Nisan ve Mayıs aylarında sabaha merhaba demek, annemin “esku = kalk” demesiyle olurdu. Babaannem yıllardır çıktığı yaylanın bitmeyen özlemiyle “esku e pulim, esku erthen o yazbaşis na pame son parxari = kalk yavrum kalk yaz başı geldi, yaylaya gideceğiz” dediğinde, onun o tatlı telaşını izleyerek güne devam ederdim.. Nasıl da özlenesi günler.
Yayla hazırlıkları, tarla işleri, yonca kesimleri, mis gibi kokan kuymak ve tabi aklımdan çıkmayan mısır ekmeği ve yine Rumca türküler eşliğinde yaylaya çıkma vakti…
Kolonisan ta lalias, xtipay i kardiam çe latariz ipşi m…
Sesler yankılandı, kalbim tıklıyor ve ruhum kıpırdıyor…
Son kırk-elli yıldır, ekonomik yetmezlik yüzünden, imkânını bulanlar, köyünü ve ata toprağını yavaş yavaş terk edip büyük şehirlere yerleşmeye başlamışlar. Geç de olsa, şehir yolu bize de gözükmüştü. Babamın iyi bir iş bulup bizi de Trabzon’a alması benim dönüm noktam oldu. Köyümde duymaya alıştığım o sesler şehirde kaybolmuştu. Şehrin anlamsız sesleri, yabancı bir yerde yaşadığım hissine kapılmama neden olmaya yetiyordu. Fark etmeden olsa gerek, bana yabancı bir dünyanın içinde kendi varlığımı sorgulamaya başladım.

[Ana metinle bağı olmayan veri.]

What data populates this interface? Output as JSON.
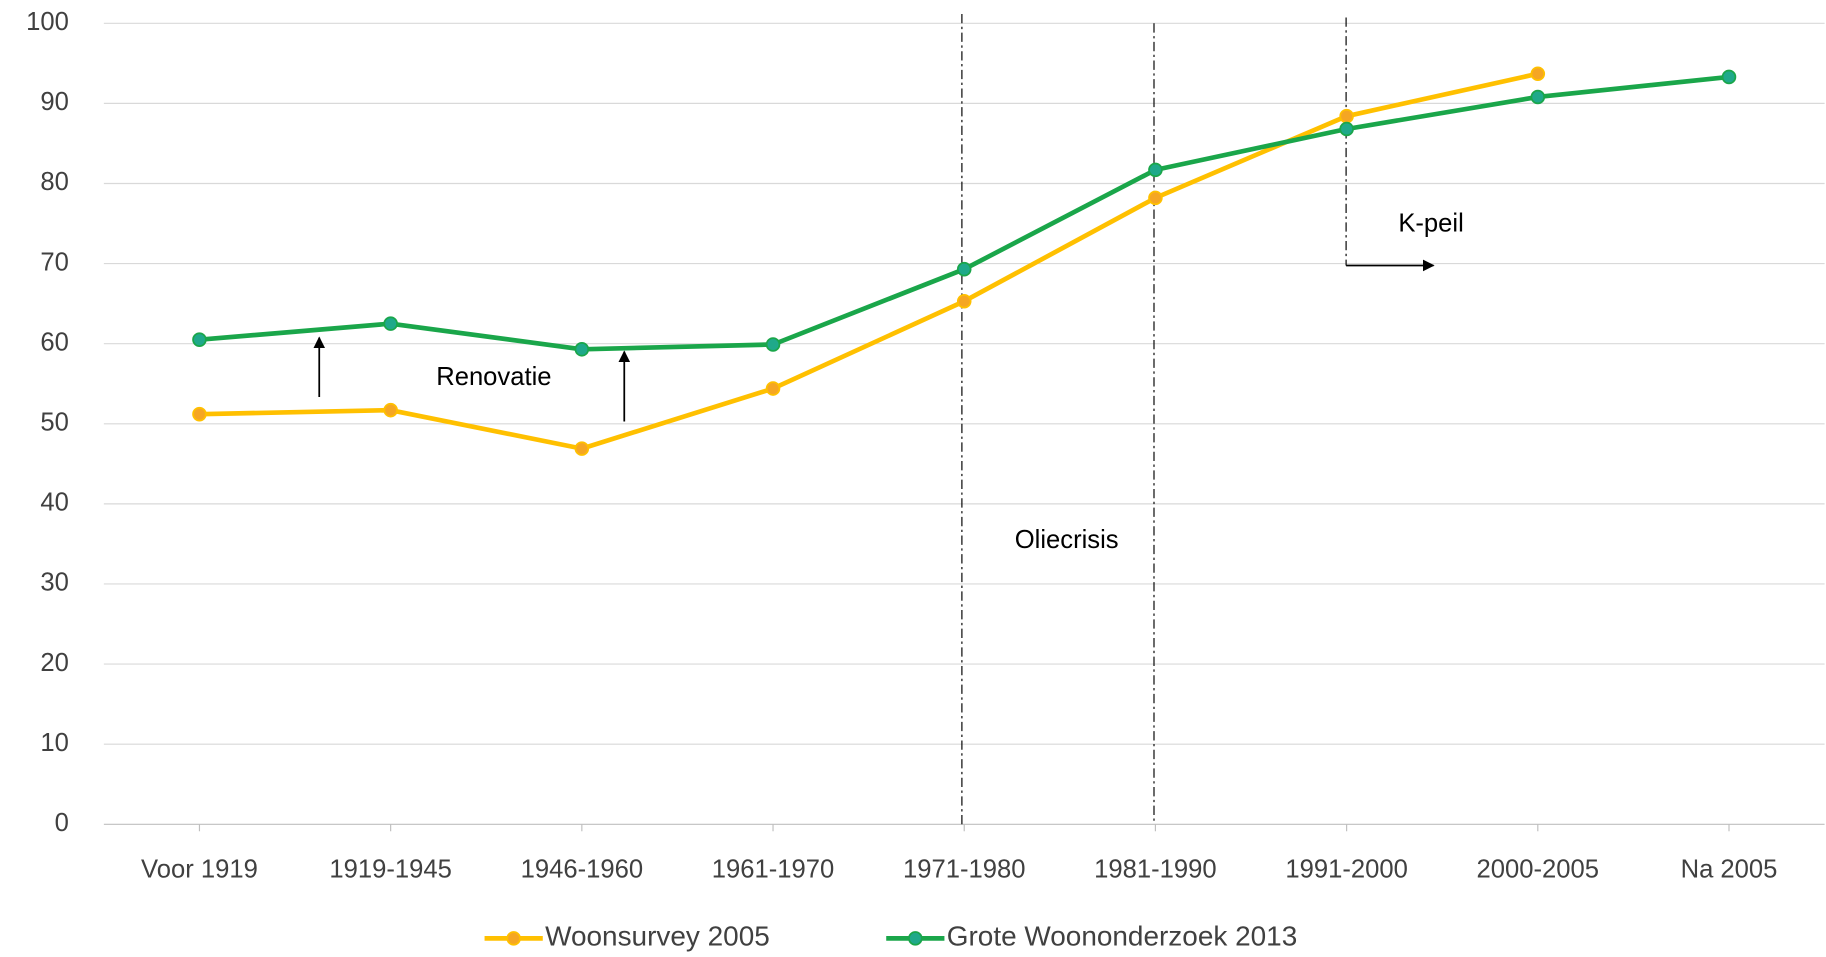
{
  "chart_data": {
    "type": "line",
    "categories": [
      "Voor 1919",
      "1919-1945",
      "1946-1960",
      "1961-1970",
      "1971-1980",
      "1981-1990",
      "1991-2000",
      "2000-2005",
      "Na 2005"
    ],
    "series": [
      {
        "name": "Woonsurvey 2005",
        "color": "#FFC000",
        "marker_color": "#F5A623",
        "values": [
          51.2,
          51.7,
          46.9,
          54.4,
          65.3,
          78.2,
          88.4,
          93.7,
          null
        ]
      },
      {
        "name": "Grote Woononderzoek 2013",
        "color": "#1AA64A",
        "marker_color": "#1FA98A",
        "values": [
          60.5,
          62.5,
          59.3,
          59.9,
          69.3,
          81.7,
          86.8,
          90.8,
          93.3
        ]
      }
    ],
    "ylim": [
      0,
      100
    ],
    "yticks": [
      0,
      10,
      20,
      30,
      40,
      50,
      60,
      70,
      80,
      90,
      100
    ],
    "grid": true,
    "legend": "bottom",
    "annotations": [
      "Renovatie",
      "Oliecrisis",
      "K-peil"
    ]
  }
}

Farklıydım ve farklı bir anadiline sahiptim. Bu farkı sorgulamamak mümkün mü?
Tabi ki çocukluğumdaki o dünya çok daha tatlıydı. Tüm dünyanın benimle aynı dili konuştuğunu zannediyordum. Büyüklerimden dinlemeye alıştığım sözler, halamdan aşırdığım sevdalık hikayeleri hep Rumcaydı ve bu yüzden bu dili, anadilimi çok sevmiştim. Yaşadığım realite bu yüzden üzücüydü. Yine de, ev içerisinde ve mahallede Rumca sesler duyuyor olmak beni biraz olsun rahatlatıyordu.
Şimdi ise üzülüyorum. Çünkü açıkça, görüyorum ki; Rumca konuşan çok az kişi kalmışız. Benim çocukluk anılarıma ve tüm duygularıma anlam veren anadilim, kültürümü yansıtan Romeikam, tarihin acımasız tokadını yemiş can çekişiyor…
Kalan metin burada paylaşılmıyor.